Granular Data to Enhance Financial Inclusion

During the workshop, Mrs. Milly Nalukwago Isingoma, BoU’s Director for Statistics, underscored the importance of transitioning to transaction-level data. 

“By moving towards more granular data, we can enhance evidence-based policymaking, which will support private sector strategies and contribute to Uganda’s economic growth,” she explained. 

This shift aims to reduce the high cost of remittances to Uganda, which currently stands at 15%—well above the Sustainable Development Goal (SDG) target of 3%. 

The focus will particularly be on the Tanzania to Uganda corridor, where costs are disproportionately high.

BoU and IFAD officials emphasised that better data collection will allow Uganda to make informed decisions on how to reduce remittance costs, which is critical for boosting financial inclusion and improving the livelihoods of Ugandans.

Strategic Potential for Uganda’s Economy

Remittances have become a cornerstone of Uganda’s economy, with approximately USD $1.4 billion annually flowing into the country—nearly five trillion Uganda shillings. These inflows are poised to surpass Official Development Assistance (ODA) and play an increasingly important role in Uganda’s financial inclusion strategy.

Mr. Mohammed El-Ghazaly, IFAD’s Country Representative in Uganda, highlighted the transformative power of remittances, particularly in rural areas, and expressed the need to enhance the full potential of these flows for sustainable development.

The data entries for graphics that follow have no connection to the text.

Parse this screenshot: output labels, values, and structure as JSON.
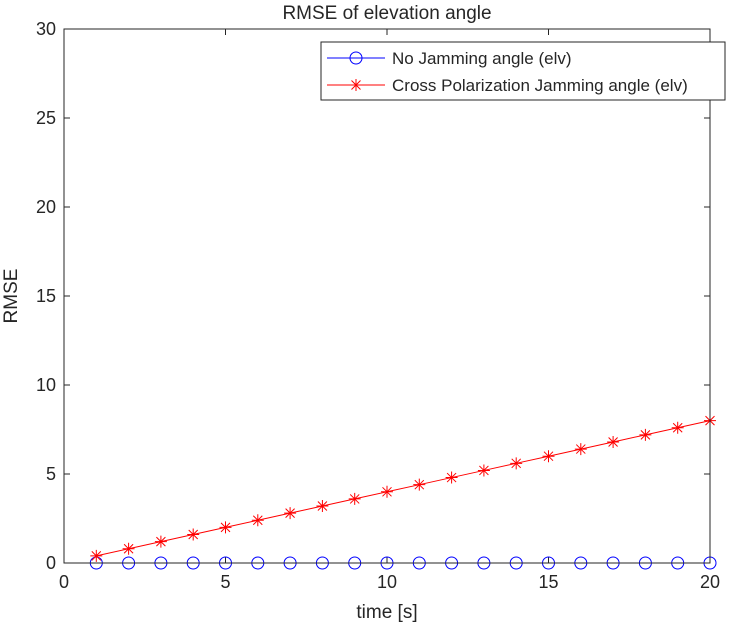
{
  "chart_data": {
    "type": "line",
    "title": "RMSE of elevation angle",
    "xlabel": "time [s]",
    "ylabel": "RMSE",
    "xlim": [
      0,
      20
    ],
    "ylim": [
      0,
      30
    ],
    "xticks": [
      0,
      5,
      10,
      15,
      20
    ],
    "yticks": [
      0,
      5,
      10,
      15,
      20,
      25,
      30
    ],
    "grid": false,
    "legend_position": "top-right",
    "series": [
      {
        "name": "No Jamming angle (elv)",
        "color": "#0000ff",
        "marker": "circle",
        "x": [
          1,
          2,
          3,
          4,
          5,
          6,
          7,
          8,
          9,
          10,
          11,
          12,
          13,
          14,
          15,
          16,
          17,
          18,
          19,
          20
        ],
        "y": [
          0,
          0,
          0,
          0,
          0,
          0,
          0,
          0,
          0,
          0,
          0,
          0,
          0,
          0,
          0,
          0,
          0,
          0,
          0,
          0
        ]
      },
      {
        "name": "Cross Polarization Jamming angle (elv)",
        "color": "#ff0000",
        "marker": "asterisk",
        "x": [
          1,
          2,
          3,
          4,
          5,
          6,
          7,
          8,
          9,
          10,
          11,
          12,
          13,
          14,
          15,
          16,
          17,
          18,
          19,
          20
        ],
        "y": [
          0.4,
          0.8,
          1.2,
          1.6,
          2.0,
          2.4,
          2.8,
          3.2,
          3.6,
          4.0,
          4.4,
          4.8,
          5.2,
          5.6,
          6.0,
          6.4,
          6.8,
          7.2,
          7.6,
          8.0
        ]
      }
    ]
  }
}
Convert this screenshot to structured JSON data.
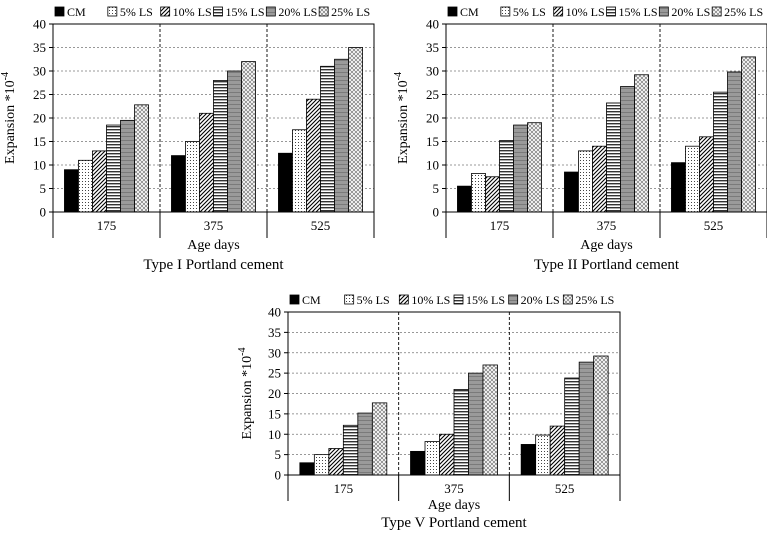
{
  "chart_data": [
    {
      "type": "bar",
      "title": "Type I Portland cement",
      "xlabel": "Age days",
      "ylabel": "Expansion *10",
      "ylabel_exp": "-4",
      "categories": [
        "175",
        "375",
        "525"
      ],
      "ylim": [
        0,
        40
      ],
      "yticks": [
        "0",
        "5",
        "10",
        "15",
        "20",
        "25",
        "30",
        "35",
        "40"
      ],
      "grid": true,
      "legend_position": "top",
      "series": [
        {
          "name": "CM",
          "values": [
            9,
            12,
            12.5
          ]
        },
        {
          "name": "5% LS",
          "values": [
            11,
            15,
            17.5
          ]
        },
        {
          "name": "10% LS",
          "values": [
            13,
            21,
            24
          ]
        },
        {
          "name": "15% LS",
          "values": [
            18.5,
            28,
            31
          ]
        },
        {
          "name": "20% LS",
          "values": [
            19.5,
            30,
            32.5
          ]
        },
        {
          "name": "25% LS",
          "values": [
            22.8,
            32,
            35
          ]
        }
      ]
    },
    {
      "type": "bar",
      "title": "Type II Portland cement",
      "xlabel": "Age days",
      "ylabel": "Expansion *10",
      "ylabel_exp": "-4",
      "categories": [
        "175",
        "375",
        "525"
      ],
      "ylim": [
        0,
        40
      ],
      "yticks": [
        "0",
        "5",
        "10",
        "15",
        "20",
        "25",
        "30",
        "35",
        "40"
      ],
      "grid": true,
      "legend_position": "top",
      "series": [
        {
          "name": "CM",
          "values": [
            5.5,
            8.5,
            10.5
          ]
        },
        {
          "name": "5% LS",
          "values": [
            8.2,
            13,
            14
          ]
        },
        {
          "name": "10% LS",
          "values": [
            7.5,
            14,
            16
          ]
        },
        {
          "name": "15% LS",
          "values": [
            15.2,
            23.2,
            25.5
          ]
        },
        {
          "name": "20% LS",
          "values": [
            18.5,
            26.7,
            29.8
          ]
        },
        {
          "name": "25% LS",
          "values": [
            19,
            29.2,
            33
          ]
        }
      ]
    },
    {
      "type": "bar",
      "title": "Type V Portland cement",
      "xlabel": "Age days",
      "ylabel": "Expansion *10",
      "ylabel_exp": "-4",
      "categories": [
        "175",
        "375",
        "525"
      ],
      "ylim": [
        0,
        40
      ],
      "yticks": [
        "0",
        "5",
        "10",
        "15",
        "20",
        "25",
        "30",
        "35",
        "40"
      ],
      "grid": true,
      "legend_position": "top",
      "series": [
        {
          "name": "CM",
          "values": [
            3,
            5.8,
            7.5
          ]
        },
        {
          "name": "5% LS",
          "values": [
            5,
            8.2,
            9.8
          ]
        },
        {
          "name": "10% LS",
          "values": [
            6.5,
            10,
            12
          ]
        },
        {
          "name": "15% LS",
          "values": [
            12.2,
            21,
            23.8
          ]
        },
        {
          "name": "20% LS",
          "values": [
            15.2,
            25,
            27.7
          ]
        },
        {
          "name": "25% LS",
          "values": [
            17.7,
            27,
            29.2
          ]
        }
      ]
    }
  ]
}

The upcoming International Day of Family Remittances (IDFR) on 16 June 2025 will provide a platform for further dialogue, alongside the Fourth International Conference on Financing for Development, which aims to unlock new opportunities for remittance-based investments.

BoU and other stakeholders, including the Uganda Bankers’ Association (UBA), are committed to continuing their work on remittance policy beyond the conclusion of the PRIME Africa programme in December 2025. 

UBA’s Executive Director, Mr. Wilbrod Owor, stressed the importance of partnerships between banks, fintechs, and financial service providers to improve the speed and affordability of remittances.